Dès lors, en l’absence d’urgence et faute pour le syndicat des copropriétaires de justifier du respect du délai de convocation, l’assemblée générale du 9 mai 2022 sera annulée.
Sur les autres demandes
Le syndicat des copropriétaires, partie perdante au sens de l’article 696 du code de procédure civile, sera condamné aux dépens.
Le syndicat des copropriétaires, tenu aux dépens, sera condamné à payer à Mme [W] la somme de 2 000 euros sur le fondement de l’article 700 du code de procédure civile. Sa demande réciproque sera rejetée.
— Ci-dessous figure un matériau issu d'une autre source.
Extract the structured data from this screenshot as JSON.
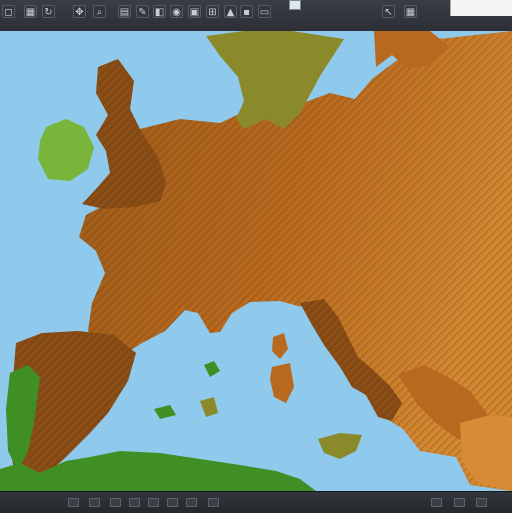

Selon l’article 10-1 de la loi du 10 juillet 1965, le copropriétaire qui, à l’issue d’une instance judiciaire l’opposant au syndicat, voit sa prétention déclarée fondée par le juge, est dispensé, même en l’absence de demande de sa part, de toute participation à la dépense commune des frais de procédure, dont la charge est répartie entre les autres copropriétaires. Le juge peut toutefois en décider autrement en considération de l’équité ou de la situation économique des parties au litige.
Mme [W] sera ainsi dispensée de toute participation à la dépense commune des frais de procédure dont la charge sera répartie entre les autres copropriétaires.
En application de l’article 514 du code de procédure civile, la présente décision est de droit exécutoire à titre provisoire.
PAR CES MOTIFS,
Le tribunal, statuant publiquement, par décision contradictoire, susceptible d’appel, mise à disposition au greffe,
ANNULE l’assemblée générale des copropriétaires de l’immeuble situé [Adresse 6] du 9 mai 2022 ;
CONDAMNE le syndicat des copropriétaires de l’immeuble situé [Adresse 6], représenté par son syndic en exercice, aux dépens ;
CONDAMNE le syndicat des copropriétaires de l’immeuble situé [Adresse 6], représenté par son syndic en exercice, à payer à Mme [E] [W] la somme de 2 000 euros sur le fondement de l’article 700 du code de procédure civile ;
REJETTE la demande du syndicat des copropriétaires de l’immeuble situé [Adresse 6], représenté par son syndic en exercice, présentée sur le fondement de l’article 700 du code de procédure civile ;
DIT que Mme [E] [W] sera dispensée de toute participation à la dépense commune des frais de procédure dont la charge sera répartie entre les autres copropriétaires ;
REJETTE toute autre demande ;
RAPPELLE que la présente décision est de droit exécutoire à titre provisoire.
Fait et jugé à [Localité 1] le 19 Mai 2026.